This year’s dry weather has made it easy for farmers to get into fields to make plant health applications, whether that means micronutrients, fungicides or an additional shot of nitrogen, says Rickard. There is still lots of time to get the best yield potential out of corn and soybean crops in 2016.
June 17, 2016
After a cold, wet spring, farmers have made good progress and are finished planting both corn and soybeans, reports Joe Rickard, WinField agronomist. There are very few fields that still need to be planted. Emergence has been good, with some replants throughout the state. Growth stages for corn are varied, with some earlier-planted corn in the V6 to V8 range and fields planted later more in the V3 to V4 range. Rickard says that crops look very good for the most part around Ohio; however, after a dry stretch, farmers would welcome a good rainfall.
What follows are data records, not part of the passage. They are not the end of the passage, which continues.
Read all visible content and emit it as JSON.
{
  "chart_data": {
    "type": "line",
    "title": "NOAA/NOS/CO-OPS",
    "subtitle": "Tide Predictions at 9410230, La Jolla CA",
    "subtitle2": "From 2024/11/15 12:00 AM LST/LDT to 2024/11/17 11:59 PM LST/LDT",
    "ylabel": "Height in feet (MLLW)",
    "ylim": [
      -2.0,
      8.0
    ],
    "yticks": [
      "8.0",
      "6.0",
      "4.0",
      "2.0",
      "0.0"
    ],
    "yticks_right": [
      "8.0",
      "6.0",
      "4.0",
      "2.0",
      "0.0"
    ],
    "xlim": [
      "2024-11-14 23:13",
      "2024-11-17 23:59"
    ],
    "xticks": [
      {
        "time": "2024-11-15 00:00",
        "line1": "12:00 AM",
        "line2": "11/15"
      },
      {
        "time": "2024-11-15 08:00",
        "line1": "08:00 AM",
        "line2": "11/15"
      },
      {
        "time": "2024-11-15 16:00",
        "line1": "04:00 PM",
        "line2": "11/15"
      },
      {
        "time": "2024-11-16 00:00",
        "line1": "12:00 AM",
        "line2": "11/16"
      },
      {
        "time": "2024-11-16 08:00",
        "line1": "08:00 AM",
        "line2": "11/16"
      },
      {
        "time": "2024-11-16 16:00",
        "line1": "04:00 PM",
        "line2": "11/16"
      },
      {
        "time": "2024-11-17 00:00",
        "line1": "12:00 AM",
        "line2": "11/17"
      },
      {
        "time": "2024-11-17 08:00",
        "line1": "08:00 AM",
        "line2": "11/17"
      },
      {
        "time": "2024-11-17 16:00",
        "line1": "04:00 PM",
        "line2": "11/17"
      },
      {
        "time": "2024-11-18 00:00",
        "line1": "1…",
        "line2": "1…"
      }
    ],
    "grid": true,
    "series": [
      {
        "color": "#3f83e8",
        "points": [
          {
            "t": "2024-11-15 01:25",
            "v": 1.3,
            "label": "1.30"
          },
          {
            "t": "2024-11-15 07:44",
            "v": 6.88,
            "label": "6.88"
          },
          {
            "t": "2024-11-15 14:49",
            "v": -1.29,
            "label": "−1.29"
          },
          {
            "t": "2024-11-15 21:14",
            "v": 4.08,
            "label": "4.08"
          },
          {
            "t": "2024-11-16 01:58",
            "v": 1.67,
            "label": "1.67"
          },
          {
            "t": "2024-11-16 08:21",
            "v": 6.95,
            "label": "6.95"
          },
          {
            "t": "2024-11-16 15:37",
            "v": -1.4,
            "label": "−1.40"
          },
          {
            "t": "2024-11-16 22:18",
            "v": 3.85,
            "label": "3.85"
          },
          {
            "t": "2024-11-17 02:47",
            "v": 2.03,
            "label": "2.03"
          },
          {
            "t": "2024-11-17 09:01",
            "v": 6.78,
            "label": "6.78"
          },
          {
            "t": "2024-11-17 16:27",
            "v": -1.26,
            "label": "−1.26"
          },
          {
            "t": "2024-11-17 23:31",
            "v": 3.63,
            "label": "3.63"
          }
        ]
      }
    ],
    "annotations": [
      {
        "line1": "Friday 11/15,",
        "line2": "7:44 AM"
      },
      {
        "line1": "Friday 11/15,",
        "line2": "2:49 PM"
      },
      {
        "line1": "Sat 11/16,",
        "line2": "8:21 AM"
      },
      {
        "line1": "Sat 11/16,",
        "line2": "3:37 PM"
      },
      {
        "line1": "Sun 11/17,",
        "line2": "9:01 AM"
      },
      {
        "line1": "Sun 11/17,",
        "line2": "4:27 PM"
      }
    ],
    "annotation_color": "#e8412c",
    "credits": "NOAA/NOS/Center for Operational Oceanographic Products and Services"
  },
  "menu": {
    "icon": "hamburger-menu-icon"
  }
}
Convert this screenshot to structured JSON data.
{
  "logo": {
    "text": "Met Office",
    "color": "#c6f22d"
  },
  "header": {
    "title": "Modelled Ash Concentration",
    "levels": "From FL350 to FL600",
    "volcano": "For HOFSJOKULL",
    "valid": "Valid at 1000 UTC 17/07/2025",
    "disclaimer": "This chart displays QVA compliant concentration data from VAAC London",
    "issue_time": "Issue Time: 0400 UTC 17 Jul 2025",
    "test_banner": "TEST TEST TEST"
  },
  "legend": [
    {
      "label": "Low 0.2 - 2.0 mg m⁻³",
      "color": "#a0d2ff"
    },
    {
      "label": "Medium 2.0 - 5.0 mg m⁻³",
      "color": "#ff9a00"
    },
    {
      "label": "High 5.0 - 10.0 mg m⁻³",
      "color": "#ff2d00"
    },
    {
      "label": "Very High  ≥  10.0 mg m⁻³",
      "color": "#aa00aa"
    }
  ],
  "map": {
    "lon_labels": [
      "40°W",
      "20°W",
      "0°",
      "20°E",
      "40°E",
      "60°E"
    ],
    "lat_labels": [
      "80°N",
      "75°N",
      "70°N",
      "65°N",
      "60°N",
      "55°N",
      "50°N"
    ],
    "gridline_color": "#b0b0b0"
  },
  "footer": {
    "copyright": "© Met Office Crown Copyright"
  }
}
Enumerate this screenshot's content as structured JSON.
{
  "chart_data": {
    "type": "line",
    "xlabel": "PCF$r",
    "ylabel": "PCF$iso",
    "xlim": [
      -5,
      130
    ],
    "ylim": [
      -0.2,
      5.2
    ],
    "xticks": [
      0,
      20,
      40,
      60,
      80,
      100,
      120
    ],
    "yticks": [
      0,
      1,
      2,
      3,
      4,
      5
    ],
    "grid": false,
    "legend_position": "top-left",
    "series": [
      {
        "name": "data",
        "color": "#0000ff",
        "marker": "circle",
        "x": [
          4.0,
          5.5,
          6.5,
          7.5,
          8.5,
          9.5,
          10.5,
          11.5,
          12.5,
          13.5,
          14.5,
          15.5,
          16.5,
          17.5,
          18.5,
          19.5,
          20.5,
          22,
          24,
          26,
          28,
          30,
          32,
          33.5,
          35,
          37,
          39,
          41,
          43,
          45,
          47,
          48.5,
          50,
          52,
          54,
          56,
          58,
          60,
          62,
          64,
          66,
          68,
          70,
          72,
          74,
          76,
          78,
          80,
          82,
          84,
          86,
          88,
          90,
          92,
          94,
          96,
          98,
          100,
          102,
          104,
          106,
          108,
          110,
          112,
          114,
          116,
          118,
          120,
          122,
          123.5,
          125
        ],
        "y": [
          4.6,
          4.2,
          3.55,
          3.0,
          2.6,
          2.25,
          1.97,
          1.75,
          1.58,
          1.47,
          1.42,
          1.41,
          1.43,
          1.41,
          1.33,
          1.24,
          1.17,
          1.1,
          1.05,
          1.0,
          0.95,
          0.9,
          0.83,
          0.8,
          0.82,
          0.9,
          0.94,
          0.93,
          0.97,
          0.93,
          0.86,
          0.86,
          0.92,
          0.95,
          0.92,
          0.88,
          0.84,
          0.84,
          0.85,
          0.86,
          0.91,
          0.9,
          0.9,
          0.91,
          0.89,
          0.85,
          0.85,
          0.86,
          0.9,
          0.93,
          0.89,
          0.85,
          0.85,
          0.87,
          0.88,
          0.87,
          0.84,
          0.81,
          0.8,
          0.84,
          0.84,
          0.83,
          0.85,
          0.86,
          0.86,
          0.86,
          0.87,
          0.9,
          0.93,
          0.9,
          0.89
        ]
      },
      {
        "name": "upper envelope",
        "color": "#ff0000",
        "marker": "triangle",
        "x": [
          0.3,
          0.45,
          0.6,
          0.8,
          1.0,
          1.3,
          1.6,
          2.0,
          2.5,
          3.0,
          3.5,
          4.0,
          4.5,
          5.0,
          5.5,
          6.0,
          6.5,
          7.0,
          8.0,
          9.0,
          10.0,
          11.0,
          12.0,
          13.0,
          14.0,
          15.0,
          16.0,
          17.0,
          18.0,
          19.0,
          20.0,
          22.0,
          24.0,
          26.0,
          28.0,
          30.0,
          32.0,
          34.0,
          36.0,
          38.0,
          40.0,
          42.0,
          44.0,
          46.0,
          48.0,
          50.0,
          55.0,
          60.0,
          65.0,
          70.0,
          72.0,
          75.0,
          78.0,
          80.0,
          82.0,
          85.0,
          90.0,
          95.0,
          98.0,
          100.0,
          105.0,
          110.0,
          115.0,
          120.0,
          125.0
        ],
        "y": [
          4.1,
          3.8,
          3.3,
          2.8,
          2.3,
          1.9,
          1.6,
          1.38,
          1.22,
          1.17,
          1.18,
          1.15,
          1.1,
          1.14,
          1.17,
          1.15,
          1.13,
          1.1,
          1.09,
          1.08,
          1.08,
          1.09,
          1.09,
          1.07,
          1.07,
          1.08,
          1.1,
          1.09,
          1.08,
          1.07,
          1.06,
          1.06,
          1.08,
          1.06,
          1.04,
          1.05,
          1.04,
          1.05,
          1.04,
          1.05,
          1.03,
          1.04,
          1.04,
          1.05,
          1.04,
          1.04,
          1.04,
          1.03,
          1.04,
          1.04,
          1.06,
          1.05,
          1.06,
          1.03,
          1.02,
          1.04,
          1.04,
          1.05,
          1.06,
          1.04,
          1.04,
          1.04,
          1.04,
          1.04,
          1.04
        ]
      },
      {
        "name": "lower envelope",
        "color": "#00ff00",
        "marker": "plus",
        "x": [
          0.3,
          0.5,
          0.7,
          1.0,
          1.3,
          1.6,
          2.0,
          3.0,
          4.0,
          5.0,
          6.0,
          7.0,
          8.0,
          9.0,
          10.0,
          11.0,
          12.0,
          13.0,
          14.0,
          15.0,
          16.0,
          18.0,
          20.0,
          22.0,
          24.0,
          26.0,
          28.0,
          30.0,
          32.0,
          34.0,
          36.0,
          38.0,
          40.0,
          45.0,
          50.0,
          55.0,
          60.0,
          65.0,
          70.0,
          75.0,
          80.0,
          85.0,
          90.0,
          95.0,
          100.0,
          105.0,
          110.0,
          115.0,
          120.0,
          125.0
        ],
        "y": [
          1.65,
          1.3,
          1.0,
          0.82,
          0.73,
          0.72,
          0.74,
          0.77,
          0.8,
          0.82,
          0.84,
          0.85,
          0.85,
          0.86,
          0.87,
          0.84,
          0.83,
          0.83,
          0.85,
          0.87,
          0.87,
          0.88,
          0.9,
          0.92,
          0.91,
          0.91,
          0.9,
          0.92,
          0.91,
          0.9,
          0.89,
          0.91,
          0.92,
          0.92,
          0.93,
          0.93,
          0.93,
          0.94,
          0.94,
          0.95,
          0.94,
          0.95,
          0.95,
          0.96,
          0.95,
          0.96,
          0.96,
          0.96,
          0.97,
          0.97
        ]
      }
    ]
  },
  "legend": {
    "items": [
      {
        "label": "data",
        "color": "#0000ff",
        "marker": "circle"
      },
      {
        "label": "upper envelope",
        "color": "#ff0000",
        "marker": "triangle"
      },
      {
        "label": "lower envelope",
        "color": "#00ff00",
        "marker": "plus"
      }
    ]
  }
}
Rickard reports seeing numerous zinc deficiencies in early-growing corn crops, and they are very visible in the field. He has only seen a couple of tissue samples in corn, but these are indicating deficient to responsive results with zinc, manganese and boron. At this point, he has not seen any nutrient deficiencies in soybeans.
Rickard recommends growers take tissue samples between V4 and V6 in both corn and soybeans to find out what nutrients they need and to determine what products to use to address issues. It’s essential to begin monitoring plant nutrition early, because once farmers start seeing evidence of deficiencies in the field, yield has already been affected.
The current dry weather has caused weed outbreaks in some fields that were treated with a preemergence herbicide in late May. It will be critical to control weeds, along with keeping nutrition on track during early postemergence for both corn and soybeans, says Rickard.
May 26, 2016
Farmers are still planting corn and soybeans in Ohio, reports Joe Rickard, WinField agronomist. There was a two-week window at the end of April that was favorable for planting corn, but once that window closed, good weather to get spraying and more planting done has been spotty. May’s cold, wet weather is hampering soybean progress, too, with only 20 to 30 percent of soybeans in the ground.
The southwestern corner of the state was able to get corn crops in during the latter part of April, Rickard says, but other parts of the state have not gotten much corn planted. Walking fields in mid-May, Rickard saw V2 to V3 stage plants pretty consistently. The corn that has been planted is looking very good — even though there was a mid-May frost in northern Ohio.
Giant ragweed has been poking up in parts of some Ohio cornfields. Marestail continues to be a huge problem in soybean fields. Many farmers are looking at the calendar and wanting to take the 2,4-D out of their burndown mix. Rickard has been advocating for leaving it in, but growers want to get the crop in the ground and have had to shift to different chemistries, he says.
The wet weather has also been very conducive to slugs, which have been found in some fields. Rickard says he will be on the lookout for black cutworm in the upcoming weeks, too.